Runaway Realization, pg. 194
Pure Awareness Shows that “Nonconceptual” does Not Simply Mean Not Mental
Nonconceptual awareness, pure awareness, shows that “nonconceptual” does not simply mean not mental. What people conventionally refer to as nonconceptual is the range of experience beyond the thinking mind—something either felt or experienced immediately. Pure awareness reveals a more radical kind of nonconceptuality, one that is not any direct experience or feeling state but direct experience that doesn’t have any kind of knowing in it. Both cognitive knowing and direct mystical knowing disappear in the radical nonconceptuality of this dimension.

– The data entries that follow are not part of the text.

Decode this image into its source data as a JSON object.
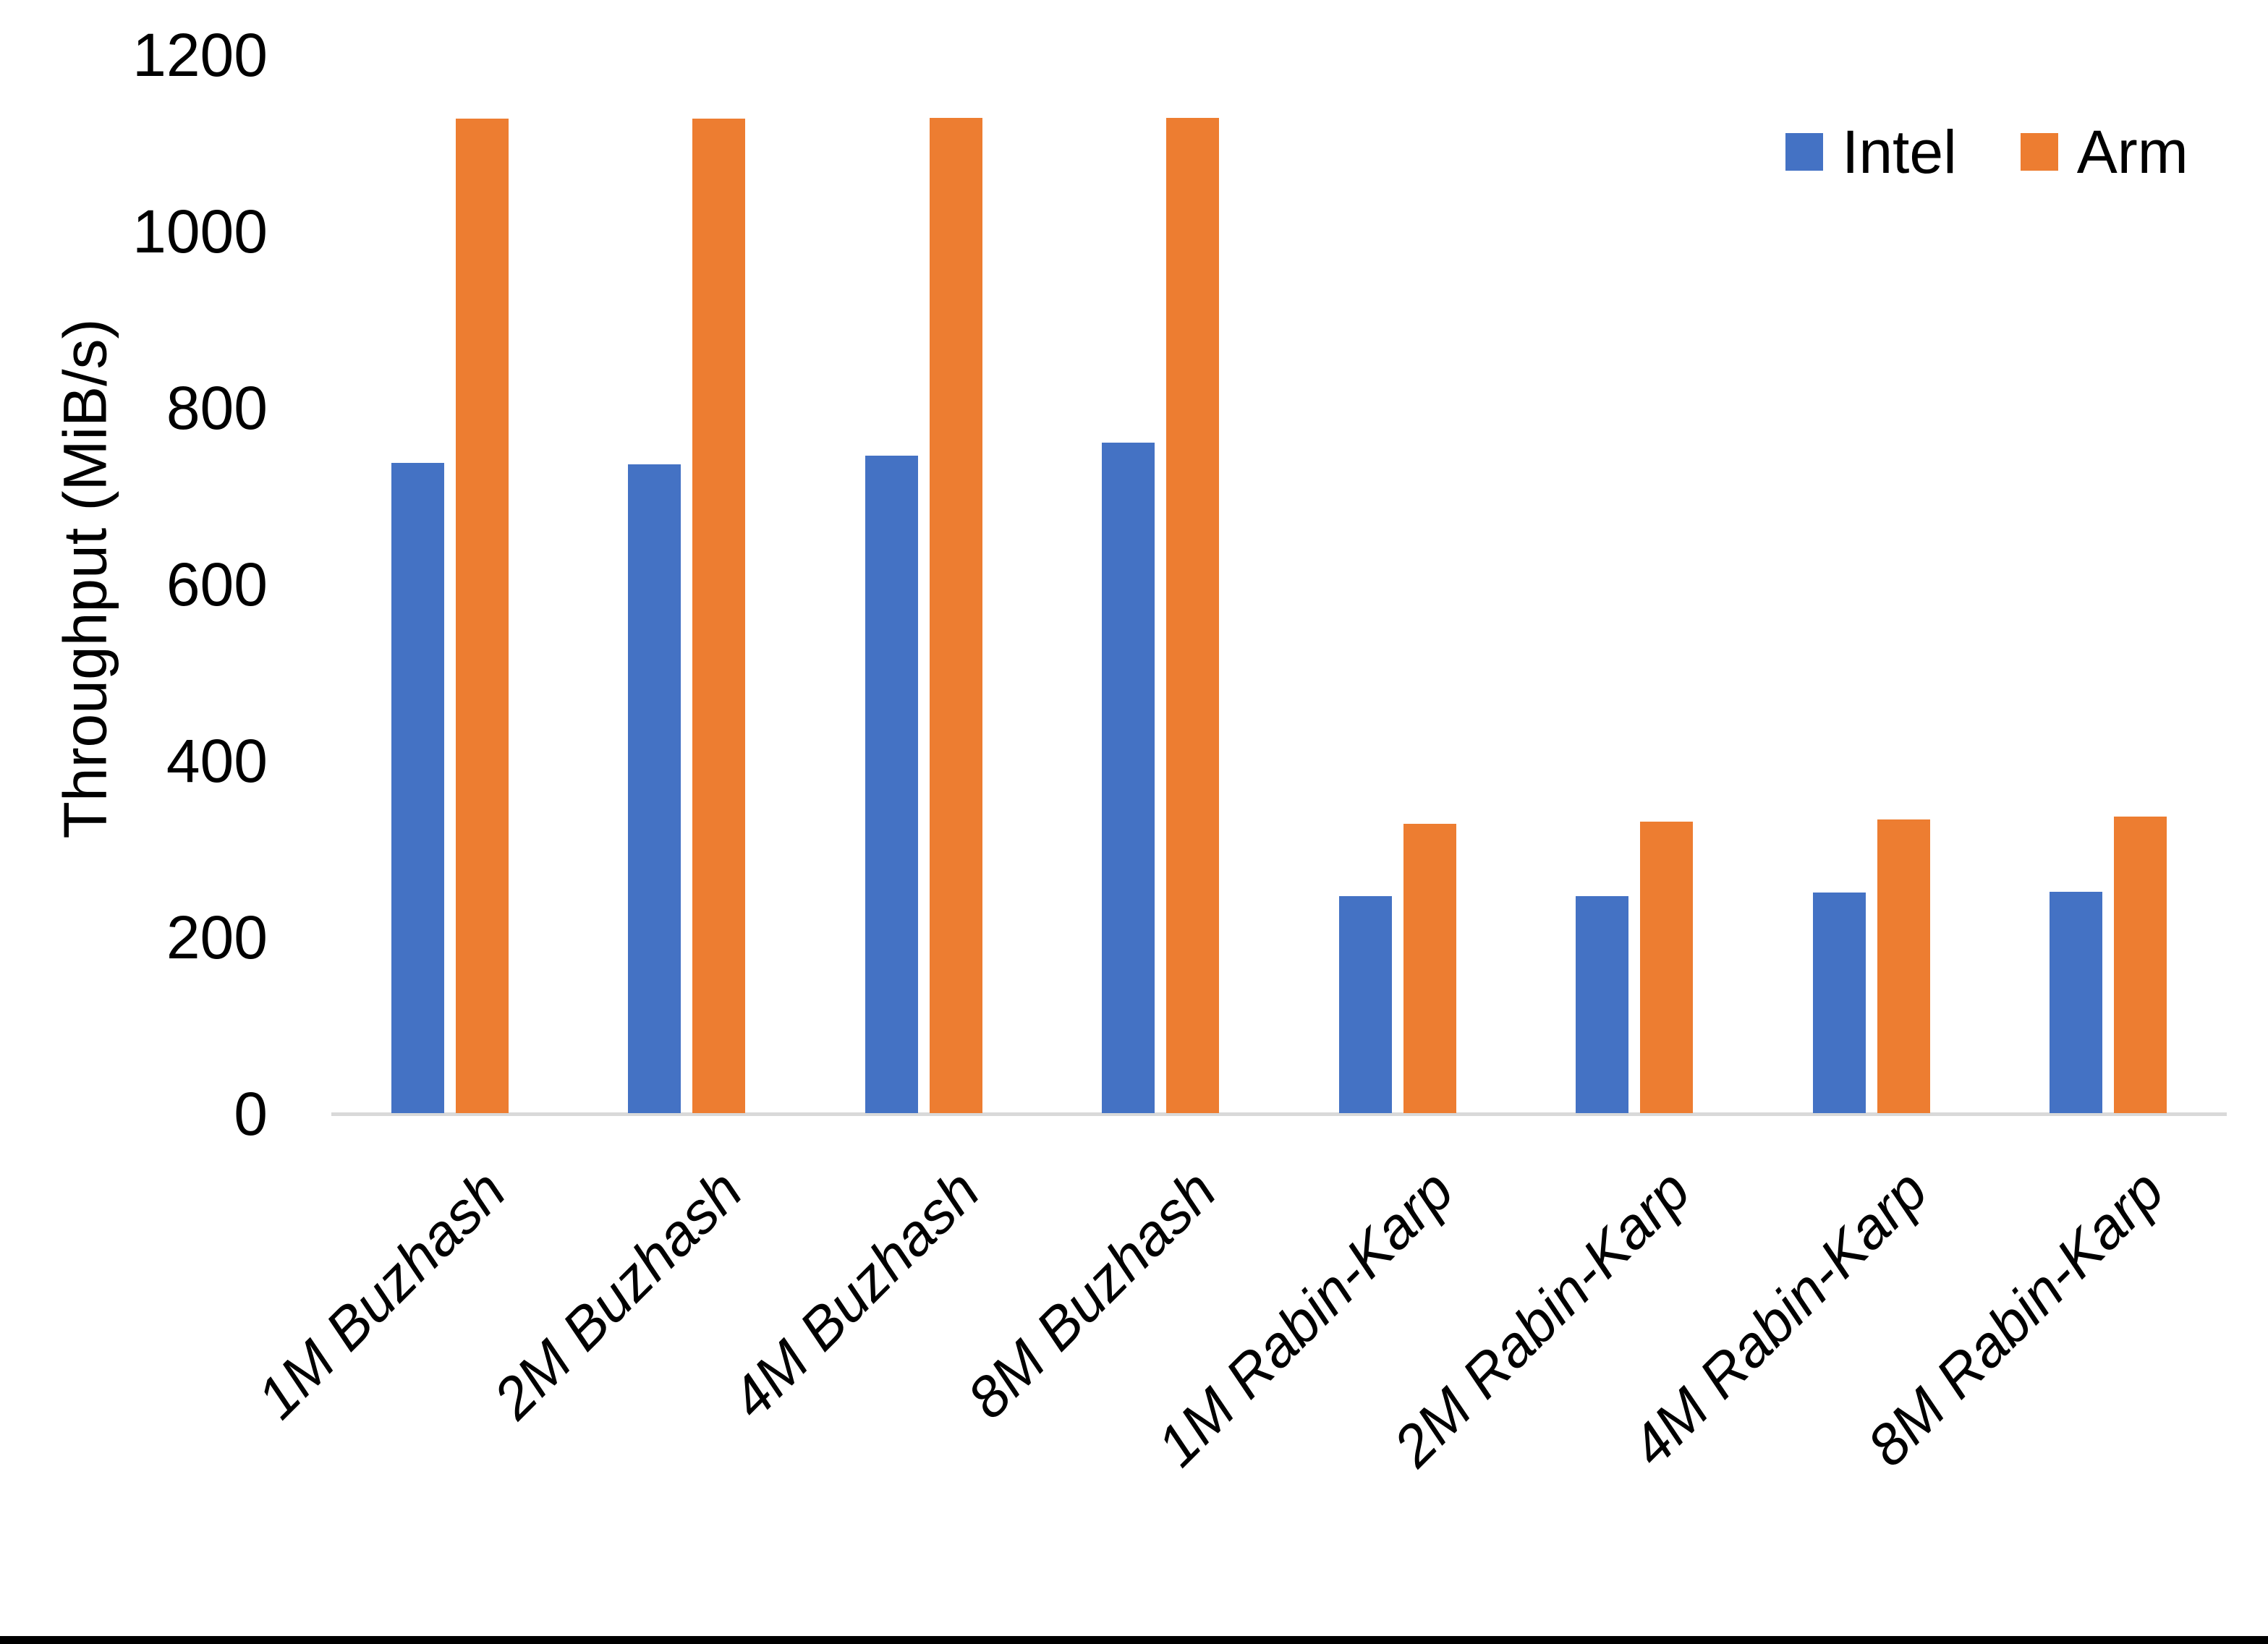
{
  "chart_data": {
    "type": "bar",
    "title": "",
    "xlabel": "",
    "ylabel": "Throughput (MiB/s)",
    "ylim": [
      0,
      1200
    ],
    "yticks": [
      0,
      200,
      400,
      600,
      800,
      1000,
      1200
    ],
    "grid": false,
    "legend_position": "top-right",
    "categories": [
      "1M Buzhash",
      "2M Buzhash",
      "4M Buzhash",
      "8M Buzhash",
      "1M Rabin-Karp",
      "2M Rabin-Karp",
      "4M Rabin-Karp",
      "8M Rabin-Karp"
    ],
    "series": [
      {
        "name": "Intel",
        "color": "#4472C4",
        "values": [
          737,
          735,
          745,
          760,
          246,
          246,
          250,
          251
        ]
      },
      {
        "name": "Arm",
        "color": "#ED7D31",
        "values": [
          1127,
          1127,
          1128,
          1128,
          328,
          330,
          333,
          336
        ]
      }
    ]
  },
  "colors": {
    "axis_line": "#D9D9D9",
    "text": "#000000",
    "background": "#FFFFFF",
    "bottom_border": "#000000"
  }
}
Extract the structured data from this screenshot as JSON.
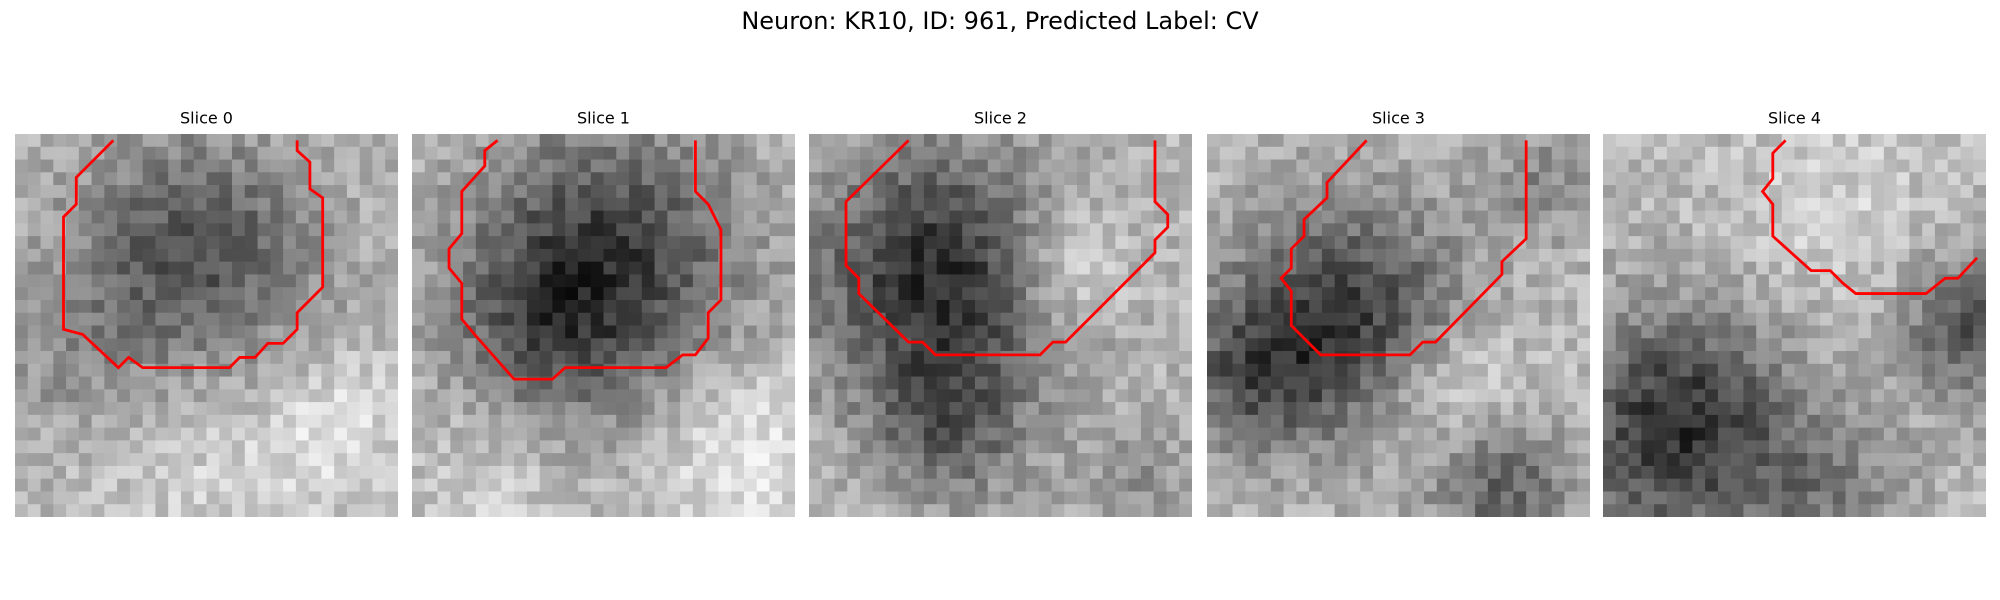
{
  "title": "Neuron: KR10, ID: 961, Predicted Label: CV",
  "panels": [
    {
      "title": "Slice 0"
    },
    {
      "title": "Slice 1"
    },
    {
      "title": "Slice 2"
    },
    {
      "title": "Slice 3"
    },
    {
      "title": "Slice 4"
    }
  ]
}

Runaway Realization, pg. 191
The Move from Radical Nonconceptuality to Total Nonconceptuality
For now, it is enough for us to know that nonconceptuality can go beyond what we usually experience as nonconceptual, whether that is the conventional sense of the nonconceptual as direct experience or the nondual sense of it as the transcendence of concepts. This going beyond nonconceptuality is not a negation of anything. Even to say “going beyond” is not an exact description but rather an approximation of the situation, because there is no “going” and no “beyond.” The move from radical nonconceptuality to total nonconceptuality is one of greater inclusion. Because it is not patterned or bound by polarity, total nonconceptuality is open to all the possibilities of experience—conceptual, nonconceptual, and otherwise. Freedom comes not by eliminating concepts but by becoming master of them, so that what we are is not patterned by them in any fixed manner. As our freedom becomes unconditional, we are able to experience and utilize concepts and no concepts with comfort and ease, with a simplicity that is beyond the need for fixation and an openness that refuses to be limited.